Microfinance Institutions (MFIs) in Bangladesh face high-level human touch and intense field operation challenges, said a UNCDF-commissioned study.
It argues that the majority of the MFIs are willing to adopt a digital platform but regulatory limitations often impede the transformation.
The Shaping Inclusive Finance Transformation (SHIFT) in Bangladesh Program of the UN Capital Development Fund (UNCDF) conducted the study titled ‘Digital Transformation of MFIs in Bangladesh: Opportunities, Challenges and Way forward’.
The MFIs in the country have been serving nearly 33 million clients, particularly the bottom of the pyramid individuals, of whom 90 per cent are female.
The study focused on the gender gap and the prospects, potentials and challenges of MFIs to serve their clients in the era of digitization.

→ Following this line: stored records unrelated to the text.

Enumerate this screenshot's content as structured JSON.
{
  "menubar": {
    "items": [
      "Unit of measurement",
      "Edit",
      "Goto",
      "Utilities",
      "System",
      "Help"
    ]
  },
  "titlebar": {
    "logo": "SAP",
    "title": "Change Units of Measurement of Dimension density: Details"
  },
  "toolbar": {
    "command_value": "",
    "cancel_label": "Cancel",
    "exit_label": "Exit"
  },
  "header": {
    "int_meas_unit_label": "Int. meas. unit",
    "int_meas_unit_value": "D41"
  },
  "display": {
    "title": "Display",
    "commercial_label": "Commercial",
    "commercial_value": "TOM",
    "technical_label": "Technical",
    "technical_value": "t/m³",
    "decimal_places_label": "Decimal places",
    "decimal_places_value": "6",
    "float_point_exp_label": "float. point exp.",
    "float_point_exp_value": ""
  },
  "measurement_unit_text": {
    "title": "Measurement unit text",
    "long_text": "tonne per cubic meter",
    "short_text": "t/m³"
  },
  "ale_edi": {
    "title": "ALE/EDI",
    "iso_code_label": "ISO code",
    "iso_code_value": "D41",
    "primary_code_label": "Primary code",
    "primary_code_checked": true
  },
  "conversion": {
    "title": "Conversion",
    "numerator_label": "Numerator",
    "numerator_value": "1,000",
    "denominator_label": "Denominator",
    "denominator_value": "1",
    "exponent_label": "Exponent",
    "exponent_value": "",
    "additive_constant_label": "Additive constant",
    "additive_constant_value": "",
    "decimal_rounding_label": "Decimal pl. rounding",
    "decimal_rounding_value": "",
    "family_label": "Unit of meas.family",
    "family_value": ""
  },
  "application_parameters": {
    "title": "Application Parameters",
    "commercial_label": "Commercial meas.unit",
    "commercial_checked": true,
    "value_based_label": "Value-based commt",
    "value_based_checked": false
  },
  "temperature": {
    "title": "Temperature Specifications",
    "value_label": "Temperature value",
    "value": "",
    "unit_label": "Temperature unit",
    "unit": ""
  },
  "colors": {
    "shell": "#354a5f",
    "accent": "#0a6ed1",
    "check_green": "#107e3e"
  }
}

It observed that basic digital operations exist among large MFIs such as real-time loan management system (LMS) and Enterprise Resource Planning (ERP); adoption of new digital technologies like Digital Field Application (DFA) for loan origination, cashless loan disbursement, repayments and the collection of saving is still limited to pilot.
The research demonstrated that Digital Field Application (DFA), Digital Credit, Artificial Intelligence enabled tools such as chat-bots, robo-advisors which MFIs in Bangladesh can adopt.
The UNCDF-commissioned study recommended providing access to National Identity Database (NID), which would enable MFIs to authenticate clients and verification, integration of MFIs with the national payment system, revision of cash withdrawal limit from mobile account and to formulate an IT policy guideline for the prospective digital transformation of MFIs.